SÁBADO, 18-01-2022 por Paulo Lona, Secretário-Geral do SMMP

Não é necessário que sejamos todos especialistas em assuntos da justiça, mas quem se quer apresentar como tal deverá dominar, pelo menos, o que são as bases de funcionamento do sistema de justiça e não propalar factos falsos e enganadores.

Não é necessário que sejamos todos especialistas em assuntos da justiça, mas quem se quer apresentar como tal deverá dominar, pelo menos, o que são as bases de funcionamento do sistema de justiça e não propalar factos falsos e enganadores.

A (des)propósito da composição do conselho superior do Ministério Público, tive a oportunidade de ouvir, esta semana, na SIC Notícias, em programa de comentário político, algo extraordinário pelo desconhecimento que revela ou que quer transmitir sobre a magistratura do Ministério Público.

Um dos mais “afamados” comentadores sobre “tudo e mais alguma coisa”, nomeadamente sobre a Justiça e o Ministério Público, transmitiu, com a sua habitual eloquência e com a convicção de quem está a dizer uma verdade profunda, algo indubitavelmente falso.

E que afirmação foi essa?

Que o Ministério Público não é uma magistratura hierarquizada.

Diria que então todos os magistrados do Ministério Público andam enganados (no meu caso desde o longínquo ano em que entrei no Centro de Estudos Judiciários para iniciar a minha formação como auditor de justiça para depois ser magistrado do Ministério Público).

Os advogados quando recorrem no âmbito do inquérito criminal à figura processual da intervenção hierárquica, prevista no Código de Processo Penal, estarão também profundamente enganados.

Toda a estrutura de graus hierárquicos em que assenta o Ministério Público terá que ser revista uma vez que afinal parece que não existe.

Teremos que rever o artigo 219.º, n.4, da Constituição da República Portuguesa, onde a nossa lei suprema estabelece que os magistrados do Ministério Público são responsáveis e “hierarquicamente subordinados”.

O artigo 3.º do Estatuto do Ministério Público, diz claramente que “a autonomia do Ministério Público caracteriza-se pela sua vinculação a critérios de legalidade e objetividade e pela exclusiva sujeição dos magistrados do Ministério Público às diretivas, ordens e instruções previstas na presente lei”.

Porventura, a dificuldade deste comentador será a de perceber que não estamos perante uma hierarquia no sentido militar e que no topo dessa hierarquia não se encontra o poder executivo uma vez que a magistratura do Ministério Público é autónoma em relação ao poder executivo e componente funcional do poder judicial.

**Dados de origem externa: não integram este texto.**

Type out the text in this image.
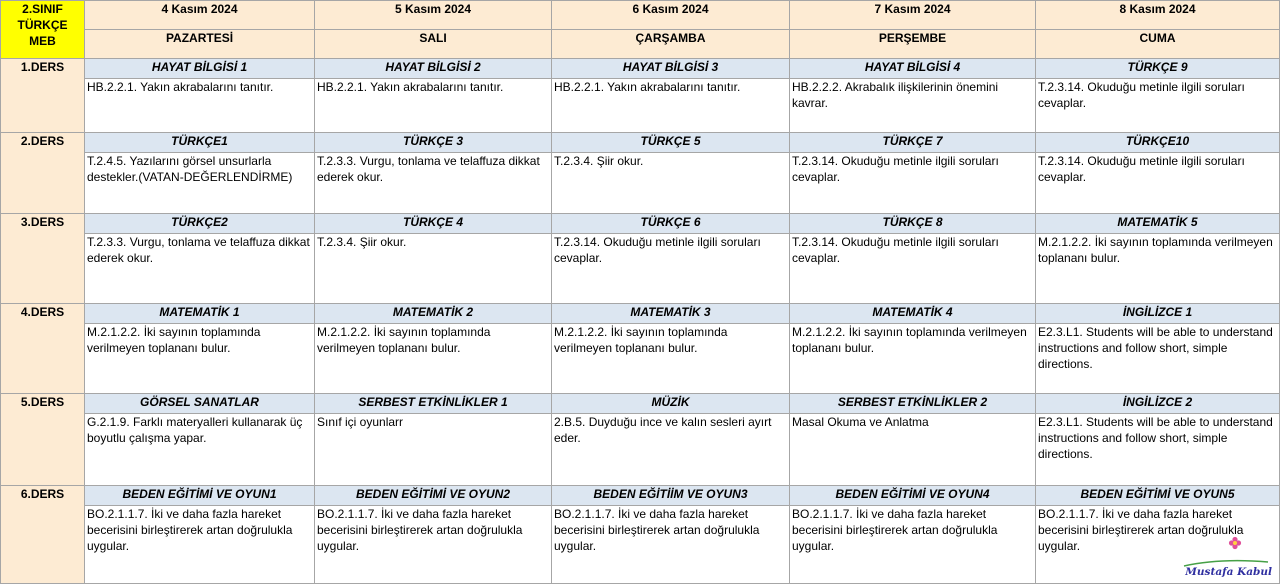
2.SINIF
TÜRKÇE
MEB	4 Kasım 2024	5 Kasım 2024	6 Kasım 2024	7 Kasım 2024	8 Kasım 2024
	PAZARTESİ	SALI	ÇARŞAMBA	PERŞEMBE	CUMA
1.DERS	HAYAT BİLGİSİ 1	HAYAT BİLGİSİ 2	HAYAT BİLGİSİ 3	HAYAT BİLGİSİ 4	TÜRKÇE 9
	HB.2.2.1. Yakın akrabalarını tanıtır.	HB.2.2.1. Yakın akrabalarını tanıtır.	HB.2.2.1. Yakın akrabalarını tanıtır.	HB.2.2.2. Akrabalık ilişkilerinin önemini kavrar.	T.2.3.14. Okuduğu metinle ilgili soruları cevaplar.
2.DERS	TÜRKÇE1	TÜRKÇE 3	TÜRKÇE 5	TÜRKÇE 7	TÜRKÇE10
	T.2.4.5. Yazılarını görsel unsurlarla destekler.(VATAN-DEĞERLENDİRME)	T.2.3.3. Vurgu, tonlama ve telaffuza dikkat ederek okur.	T.2.3.4. Şiir okur.	T.2.3.14. Okuduğu metinle ilgili soruları cevaplar.	T.2.3.14. Okuduğu metinle ilgili soruları cevaplar.
3.DERS	TÜRKÇE2	TÜRKÇE 4	TÜRKÇE 6	TÜRKÇE 8	MATEMATİK 5
	T.2.3.3. Vurgu, tonlama ve telaffuza dikkat ederek okur.	T.2.3.4. Şiir okur.	T.2.3.14. Okuduğu metinle ilgili soruları cevaplar.	T.2.3.14. Okuduğu metinle ilgili soruları cevaplar.	M.2.1.2.2. İki sayının toplamında verilmeyen toplananı bulur.
4.DERS	MATEMATİK 1	MATEMATİK 2	MATEMATİK 3	MATEMATİK 4	İNGİLİZCE 1
	M.2.1.2.2. İki sayının toplamında verilmeyen toplananı bulur.	M.2.1.2.2. İki sayının toplamında verilmeyen toplananı bulur.	M.2.1.2.2. İki sayının toplamında verilmeyen toplananı bulur.	M.2.1.2.2. İki sayının toplamında verilmeyen toplananı bulur.	E2.3.L1. Students will be able to understand instructions and follow short, simple directions.
5.DERS	GÖRSEL SANATLAR	SERBEST ETKİNLİKLER 1	MÜZİK	SERBEST ETKİNLİKLER 2	İNGİLİZCE 2
	G.2.1.9. Farklı materyalleri kullanarak üç boyutlu çalışma yapar.	Sınıf içi oyunlarr	2.B.5. Duyduğu ince ve kalın sesleri ayırt eder.	Masal Okuma ve Anlatma	E2.3.L1. Students will be able to understand instructions and follow short, simple directions.
6.DERS	BEDEN EĞİTİMİ VE OYUN1	BEDEN EĞİTİMİ VE OYUN2	BEDEN EĞİTİİM VE OYUN3	BEDEN EĞİTİMİ VE OYUN4	BEDEN EĞİTİMİ VE OYUN5
	BO.2.1.1.7. İki ve daha fazla hareket becerisini birleştirerek artan doğrulukla uygular.	BO.2.1.1.7. İki ve daha fazla hareket becerisini birleştirerek artan doğrulukla uygular.	BO.2.1.1.7. İki ve daha fazla hareket becerisini birleştirerek artan doğrulukla uygular.	BO.2.1.1.7. İki ve daha fazla hareket becerisini birleştirerek artan doğrulukla uygular.	BO.2.1.1.7. İki ve daha fazla hareket becerisini birleştirerek artan doğrulukla uygular.
Mustafa Kabul
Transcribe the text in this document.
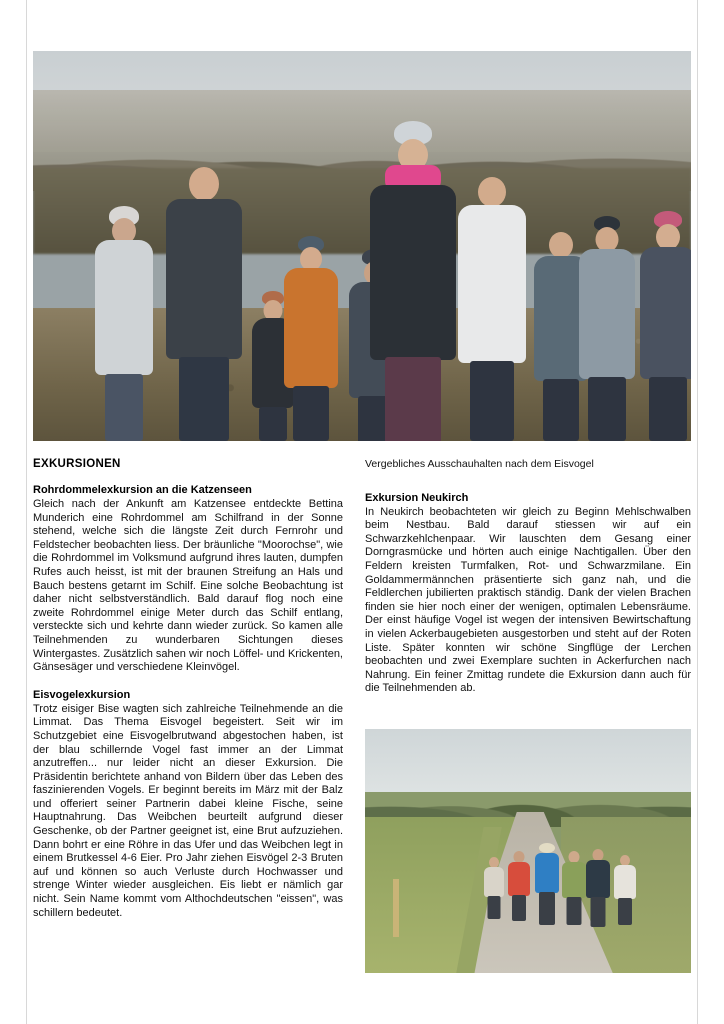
EXKURSIONEN
Rohrdommelexkursion an die Katzenseen

Gleich nach der Ankunft am Katzensee entdeckte Bettina Munderich eine Rohrdommel am Schilfrand in der Sonne stehend, welche sich die längste Zeit durch Fernrohr und Feldstecher beobachten liess. Der bräunliche "Moorochse", wie die Rohrdommel im Volksmund aufgrund ihres lauten, dumpfen Rufes auch heisst, ist mit der braunen Streifung an Hals und Bauch bestens getarnt im Schilf. Eine solche Beobachtung ist daher nicht selbstverständlich. Bald darauf flog noch eine zweite Rohrdommel einige Meter durch das Schilf entlang, versteckte sich und kehrte dann wieder zurück. So kamen alle Teilnehmenden zu wunderbaren Sichtungen dieses Wintergastes. Zusätzlich sahen wir noch Löffel- und Krickenten, Gänsesäger und verschiedene Kleinvögel.

Eisvogelexkursion

Trotz eisiger Bise wagten sich zahlreiche Teilnehmende an die Limmat. Das Thema Eisvogel begeistert. Seit wir im Schutzgebiet eine Eisvogelbrutwand abgestochen haben, ist der blau schillernde Vogel fast immer an der Limmat anzutreffen... nur leider nicht an dieser Exkursion. Die Präsidentin berichtete anhand von Bildern über das Leben des faszinierenden Vogels. Er beginnt bereits im März mit der Balz und offeriert seiner Partnerin dabei kleine Fische, seine Hauptnahrung. Das Weibchen beurteilt aufgrund dieser Geschenke, ob der Partner geeignet ist, eine Brut aufzuziehen. Dann bohrt er eine Röhre in das Ufer und das Weibchen legt in einem Brutkessel 4-6 Eier. Pro Jahr ziehen Eisvögel 2-3 Bruten auf und können so auch Verluste durch Hochwasser und strenge Winter wieder ausgleichen. Eis liebt er nämlich gar nicht. Sein Name kommt vom Althochdeutschen "eissen", was schillern bedeutet.

Vergebliches Ausschauhalten nach dem Eisvogel
Exkursion Neukirch

In Neukirch beobachteten wir gleich zu Beginn Mehlschwalben beim Nestbau. Bald darauf stiessen wir auf ein Schwarzkehlchenpaar. Wir lauschten dem Gesang einer Dorngrasmücke und hörten auch einige Nachtigallen. Über den Feldern kreisten Turmfalken, Rot- und Schwarzmilane. Ein Goldammermännchen präsentierte sich ganz nah, und die Feldlerchen jubilierten praktisch ständig. Dank der vielen Brachen finden sie hier noch einer der wenigen, optimalen Lebensräume. Der einst häufige Vogel ist wegen der intensiven Bewirtschaftung in vielen Ackerbaugebieten ausgestorben und steht auf der Roten Liste. Später konnten wir schöne Singflüge der Lerchen beobachten und zwei Exemplare suchten in Ackerfurchen nach Nahrung. Ein feiner Zmittag rundete die Exkursion dann auch für die Teilnehmenden ab.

Nas palavras sábias do Professor Luís Sousa da Fábrica, na sua obra “A Autonomia do Ministério Público no Novo Estatuto”, as atribuições do Ministério Público previstas no n.1, do artigo 219.º da CRP, “não podem deixar de ser prosseguidas num quadro institucional e normativo que preserve o Ministério Público de comandos, intervenções e condicionamentos externos, incluindo, muito em especial, os que têm origem nos órgãos governativos. Tais atribuições implicam um compromisso rigoroso com a legalidade e a imparcialidade – a «objetividade» de que fala o legislador ordinário – e a garantia destes princípios repousa, em primeira linha, na autonomia do Ministério Público”.

É importante que quem procura influenciar/fazer opinião pública não contribua para desinformar ou criar impressões erradas.

Não é necessário que sejamos todos especialistas em assuntos da justiça, mas quem se quer apresentar como tal deverá dominar, pelo menos, o que são as bases de funcionamento do sistema de justiça e não propalar factos falsos e enganadores.

No entanto, apesar da desinformação de alguns políticos, comentadores e tudólogos e da dificuldade que revelam em aceitar e compreender a natureza do Ministério Público:

Em primeiro lugar, o Ministério Público é autónomo quer em relação ao executivo quer à magistratura judicial.

Em segundo, é uma magistratura hierarquizada.

E, em terceiro, os seus magistrados estão vinculados à legalidade, objetividade e defesa do interesse público.

Estas são três verdades inquestionáveis no nosso sistema de justiça e traves mestras em que este assenta.